The Noosa Biosphere Reserve Foundation (NBRF) held its Annual General Meeting at Doonella House on Friday 8 November, appointing Rex Halverson as Chair of the Board.
A Noosa local and active environmental campaigner for reforestation and koala populations, Mr Halverson will lead the Board of Directors towards a renewed vision for the NBRF, working with partners to develop big ideas.
After three years of service with the NBRF, and prior years with the Noosa Community Biosphere Association, outgoing Chair Dick Barnes moves on to pursue agricultural interests in the Noosa Hinterland and will remain an Advisor to the Board.
“I would like to thank Dick for his contribution to the Noosa Biosphere Reserve Foundation and his leadership of the Board during his term as Chair,” said Mr Halverson.

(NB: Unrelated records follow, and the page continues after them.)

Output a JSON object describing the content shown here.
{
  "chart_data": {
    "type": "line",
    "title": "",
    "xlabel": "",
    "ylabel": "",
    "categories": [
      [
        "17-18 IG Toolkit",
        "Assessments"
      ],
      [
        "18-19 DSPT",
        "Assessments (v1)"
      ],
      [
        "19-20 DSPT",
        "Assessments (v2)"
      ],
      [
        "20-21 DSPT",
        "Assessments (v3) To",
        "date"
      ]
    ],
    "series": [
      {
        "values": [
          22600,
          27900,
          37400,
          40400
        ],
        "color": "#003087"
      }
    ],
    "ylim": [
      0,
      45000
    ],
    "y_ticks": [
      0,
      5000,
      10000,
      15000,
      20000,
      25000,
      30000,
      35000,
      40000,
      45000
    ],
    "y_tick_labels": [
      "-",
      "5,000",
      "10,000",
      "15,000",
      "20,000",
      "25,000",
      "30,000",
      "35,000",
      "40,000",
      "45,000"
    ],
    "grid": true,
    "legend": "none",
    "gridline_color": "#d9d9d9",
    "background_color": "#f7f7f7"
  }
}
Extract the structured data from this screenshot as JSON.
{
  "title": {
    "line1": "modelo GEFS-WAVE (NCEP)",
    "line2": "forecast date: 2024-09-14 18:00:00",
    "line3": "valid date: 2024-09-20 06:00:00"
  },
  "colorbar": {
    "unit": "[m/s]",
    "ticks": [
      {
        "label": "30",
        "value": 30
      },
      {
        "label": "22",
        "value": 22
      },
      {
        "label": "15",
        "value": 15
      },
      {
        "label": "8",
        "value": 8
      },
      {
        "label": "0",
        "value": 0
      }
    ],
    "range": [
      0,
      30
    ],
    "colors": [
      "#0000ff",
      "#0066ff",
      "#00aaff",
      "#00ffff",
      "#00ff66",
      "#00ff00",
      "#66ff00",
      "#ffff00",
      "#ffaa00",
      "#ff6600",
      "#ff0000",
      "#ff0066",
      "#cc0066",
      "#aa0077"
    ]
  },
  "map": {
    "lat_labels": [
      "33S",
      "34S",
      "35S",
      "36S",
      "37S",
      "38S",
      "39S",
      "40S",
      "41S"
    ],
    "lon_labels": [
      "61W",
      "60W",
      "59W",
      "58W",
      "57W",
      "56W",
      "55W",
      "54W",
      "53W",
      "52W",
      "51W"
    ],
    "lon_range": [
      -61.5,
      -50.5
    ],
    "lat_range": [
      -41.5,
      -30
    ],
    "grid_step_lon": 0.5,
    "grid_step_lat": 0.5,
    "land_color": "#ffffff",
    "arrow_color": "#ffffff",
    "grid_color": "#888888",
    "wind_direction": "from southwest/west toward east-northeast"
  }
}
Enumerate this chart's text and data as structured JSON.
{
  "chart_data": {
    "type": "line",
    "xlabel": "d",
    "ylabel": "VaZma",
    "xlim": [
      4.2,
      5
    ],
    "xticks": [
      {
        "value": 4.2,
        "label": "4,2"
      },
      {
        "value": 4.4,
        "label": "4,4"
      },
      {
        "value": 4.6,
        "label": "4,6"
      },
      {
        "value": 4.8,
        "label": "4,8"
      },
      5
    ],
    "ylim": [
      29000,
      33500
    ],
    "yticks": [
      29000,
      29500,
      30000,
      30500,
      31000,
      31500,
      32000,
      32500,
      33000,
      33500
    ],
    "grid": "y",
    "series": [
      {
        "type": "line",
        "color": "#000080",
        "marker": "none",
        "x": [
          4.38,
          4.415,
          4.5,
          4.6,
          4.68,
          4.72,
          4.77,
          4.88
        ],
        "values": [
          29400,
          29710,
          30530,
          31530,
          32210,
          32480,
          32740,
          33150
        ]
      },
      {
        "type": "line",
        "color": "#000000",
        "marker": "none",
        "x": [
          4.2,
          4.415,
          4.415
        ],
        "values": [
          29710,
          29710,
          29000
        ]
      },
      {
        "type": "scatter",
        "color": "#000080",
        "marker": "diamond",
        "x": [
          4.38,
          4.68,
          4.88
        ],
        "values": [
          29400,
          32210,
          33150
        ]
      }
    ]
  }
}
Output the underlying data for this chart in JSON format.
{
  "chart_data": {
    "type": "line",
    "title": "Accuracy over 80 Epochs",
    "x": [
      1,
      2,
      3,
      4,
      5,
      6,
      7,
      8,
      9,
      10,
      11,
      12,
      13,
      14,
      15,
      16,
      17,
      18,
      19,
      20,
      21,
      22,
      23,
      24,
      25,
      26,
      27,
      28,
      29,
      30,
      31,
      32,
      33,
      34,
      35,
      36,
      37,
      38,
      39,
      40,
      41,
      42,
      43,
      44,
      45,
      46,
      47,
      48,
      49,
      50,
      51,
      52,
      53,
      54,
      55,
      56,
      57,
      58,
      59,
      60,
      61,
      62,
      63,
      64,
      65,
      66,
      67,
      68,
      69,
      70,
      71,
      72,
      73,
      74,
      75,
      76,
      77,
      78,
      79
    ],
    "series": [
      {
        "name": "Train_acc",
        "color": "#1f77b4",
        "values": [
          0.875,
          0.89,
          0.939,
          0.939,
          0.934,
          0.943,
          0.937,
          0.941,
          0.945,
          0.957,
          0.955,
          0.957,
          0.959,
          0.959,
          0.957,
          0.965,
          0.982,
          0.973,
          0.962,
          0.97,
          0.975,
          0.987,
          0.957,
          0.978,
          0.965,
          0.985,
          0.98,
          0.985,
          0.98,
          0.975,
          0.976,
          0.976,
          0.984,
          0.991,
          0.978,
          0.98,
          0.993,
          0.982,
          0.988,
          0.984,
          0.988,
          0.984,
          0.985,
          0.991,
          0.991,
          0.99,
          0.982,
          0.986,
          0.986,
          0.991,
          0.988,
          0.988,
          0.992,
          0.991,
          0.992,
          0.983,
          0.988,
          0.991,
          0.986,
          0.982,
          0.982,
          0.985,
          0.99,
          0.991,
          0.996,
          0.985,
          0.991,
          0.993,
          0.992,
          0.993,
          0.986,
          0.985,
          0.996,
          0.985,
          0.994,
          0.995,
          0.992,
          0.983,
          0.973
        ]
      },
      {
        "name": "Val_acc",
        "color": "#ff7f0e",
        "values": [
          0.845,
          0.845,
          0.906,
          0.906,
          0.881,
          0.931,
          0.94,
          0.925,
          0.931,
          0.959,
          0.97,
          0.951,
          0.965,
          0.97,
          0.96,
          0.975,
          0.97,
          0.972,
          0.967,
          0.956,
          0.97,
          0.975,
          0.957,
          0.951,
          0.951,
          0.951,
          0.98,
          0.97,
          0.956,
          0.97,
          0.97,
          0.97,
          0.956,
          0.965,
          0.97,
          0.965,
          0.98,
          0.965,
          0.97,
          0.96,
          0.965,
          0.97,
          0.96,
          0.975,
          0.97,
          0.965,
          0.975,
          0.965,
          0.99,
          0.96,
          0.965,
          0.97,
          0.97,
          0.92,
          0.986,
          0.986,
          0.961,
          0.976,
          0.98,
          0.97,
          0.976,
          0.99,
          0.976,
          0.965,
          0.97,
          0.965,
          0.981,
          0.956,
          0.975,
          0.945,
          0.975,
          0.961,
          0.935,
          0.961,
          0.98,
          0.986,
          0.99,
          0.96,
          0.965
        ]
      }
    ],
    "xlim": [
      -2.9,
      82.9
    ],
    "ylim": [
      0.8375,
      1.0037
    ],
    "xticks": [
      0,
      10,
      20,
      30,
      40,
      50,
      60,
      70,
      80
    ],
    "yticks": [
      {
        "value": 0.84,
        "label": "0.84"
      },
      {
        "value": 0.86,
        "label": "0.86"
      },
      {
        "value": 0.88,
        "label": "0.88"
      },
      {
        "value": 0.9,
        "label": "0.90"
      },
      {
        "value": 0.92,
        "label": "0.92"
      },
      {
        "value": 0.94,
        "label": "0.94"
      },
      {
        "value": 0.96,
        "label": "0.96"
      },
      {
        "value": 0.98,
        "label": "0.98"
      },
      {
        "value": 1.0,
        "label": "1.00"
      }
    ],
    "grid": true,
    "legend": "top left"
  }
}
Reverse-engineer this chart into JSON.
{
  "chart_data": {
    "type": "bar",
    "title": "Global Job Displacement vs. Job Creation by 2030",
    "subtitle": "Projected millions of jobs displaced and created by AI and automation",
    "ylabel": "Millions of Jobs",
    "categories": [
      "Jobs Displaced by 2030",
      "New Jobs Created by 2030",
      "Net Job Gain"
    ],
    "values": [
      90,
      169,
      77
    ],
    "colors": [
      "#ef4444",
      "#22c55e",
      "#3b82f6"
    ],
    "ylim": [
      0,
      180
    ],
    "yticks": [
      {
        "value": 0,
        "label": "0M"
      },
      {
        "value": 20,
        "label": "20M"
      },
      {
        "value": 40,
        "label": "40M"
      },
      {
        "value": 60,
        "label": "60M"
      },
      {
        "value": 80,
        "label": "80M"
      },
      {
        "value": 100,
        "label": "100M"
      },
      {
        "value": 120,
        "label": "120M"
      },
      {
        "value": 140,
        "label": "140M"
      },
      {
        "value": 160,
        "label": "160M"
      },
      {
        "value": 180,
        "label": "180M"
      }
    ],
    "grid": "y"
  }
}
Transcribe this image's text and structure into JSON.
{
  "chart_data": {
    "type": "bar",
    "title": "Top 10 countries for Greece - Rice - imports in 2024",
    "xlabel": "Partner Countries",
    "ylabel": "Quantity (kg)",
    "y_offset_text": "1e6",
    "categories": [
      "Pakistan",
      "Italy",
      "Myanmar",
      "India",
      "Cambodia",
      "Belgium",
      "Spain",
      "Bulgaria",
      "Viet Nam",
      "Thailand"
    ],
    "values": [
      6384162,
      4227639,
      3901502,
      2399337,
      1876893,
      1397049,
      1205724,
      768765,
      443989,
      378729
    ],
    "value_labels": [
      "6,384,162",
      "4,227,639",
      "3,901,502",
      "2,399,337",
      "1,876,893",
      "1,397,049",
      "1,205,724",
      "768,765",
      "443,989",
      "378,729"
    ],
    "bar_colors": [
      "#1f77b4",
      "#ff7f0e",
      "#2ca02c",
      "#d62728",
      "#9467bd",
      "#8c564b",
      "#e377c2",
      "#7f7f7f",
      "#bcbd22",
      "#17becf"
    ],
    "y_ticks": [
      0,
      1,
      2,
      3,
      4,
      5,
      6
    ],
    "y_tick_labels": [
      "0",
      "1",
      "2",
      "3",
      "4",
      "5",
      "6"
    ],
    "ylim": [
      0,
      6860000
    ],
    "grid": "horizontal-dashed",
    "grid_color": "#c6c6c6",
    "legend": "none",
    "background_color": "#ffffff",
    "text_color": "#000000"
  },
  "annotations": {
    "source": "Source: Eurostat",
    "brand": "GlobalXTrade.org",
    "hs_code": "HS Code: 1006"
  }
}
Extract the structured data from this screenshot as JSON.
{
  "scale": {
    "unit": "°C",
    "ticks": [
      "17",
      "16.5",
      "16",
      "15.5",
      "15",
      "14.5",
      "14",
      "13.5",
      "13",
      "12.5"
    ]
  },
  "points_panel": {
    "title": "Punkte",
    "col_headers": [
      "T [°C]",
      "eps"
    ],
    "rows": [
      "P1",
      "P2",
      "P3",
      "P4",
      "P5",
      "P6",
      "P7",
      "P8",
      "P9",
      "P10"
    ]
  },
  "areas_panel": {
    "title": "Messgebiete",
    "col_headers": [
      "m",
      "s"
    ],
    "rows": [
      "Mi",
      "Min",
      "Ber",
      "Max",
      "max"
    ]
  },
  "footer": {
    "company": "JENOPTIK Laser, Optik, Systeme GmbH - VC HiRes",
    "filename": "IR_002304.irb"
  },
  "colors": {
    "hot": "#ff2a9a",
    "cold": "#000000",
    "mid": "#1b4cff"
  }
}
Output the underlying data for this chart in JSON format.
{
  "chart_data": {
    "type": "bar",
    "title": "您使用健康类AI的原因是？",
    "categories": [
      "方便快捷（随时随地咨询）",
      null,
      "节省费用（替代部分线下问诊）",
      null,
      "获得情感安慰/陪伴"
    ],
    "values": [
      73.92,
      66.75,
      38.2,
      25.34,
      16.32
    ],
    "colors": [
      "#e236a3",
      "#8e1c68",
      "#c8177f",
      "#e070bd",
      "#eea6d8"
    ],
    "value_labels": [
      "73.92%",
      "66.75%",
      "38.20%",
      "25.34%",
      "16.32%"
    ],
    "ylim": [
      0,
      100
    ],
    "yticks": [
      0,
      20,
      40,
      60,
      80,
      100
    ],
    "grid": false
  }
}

“During this time, he and the Directors have led a number of successful projects with a great return on investment. Their work has put us in a good position to continue progressing our mission to enable science-based projects for the sustainability of the Noosa Biosphere Reserve’s future.”
Outgoing Directors include Deputy Chair Clare Cartwright and Professor Karen Hussey from University of Queensland.
Several new Directors were officially appointed to the Board following a public recruitment campaign. Those appointed include Prof. Rod Smith a professor of natural resource engineering with an interest in climate change, Jady Smith who brings extensive experience in environmental management including international programs in other biosphere reserves, and Duncan Thompson a manager within the University of the Sunshine Coast Office of the Vice-Chancellor and President.
Continuing Board members include Deanna Lane, Dr David Dique, Greg Schumann as Deputy Chair and Cr Frank Wilkie as Noosa Council’s representative.
All volunteers, the Directors work with project partners and stakeholders and help facilitate programs aligned with the aims of the UNESCO Man and the Biosphere Program.
Mr Halverson says the new Board is excited to continue identifying and supporting big ideas.
“With our renewed 10-year Biosphere Reserve status approved and a new strategic focus well in play, we’re already working on some exciting initiatives that will see long-term benefits for our environment, iconic species and community,” he said.
“We’re all extremely focused and energised for the next term ahead.”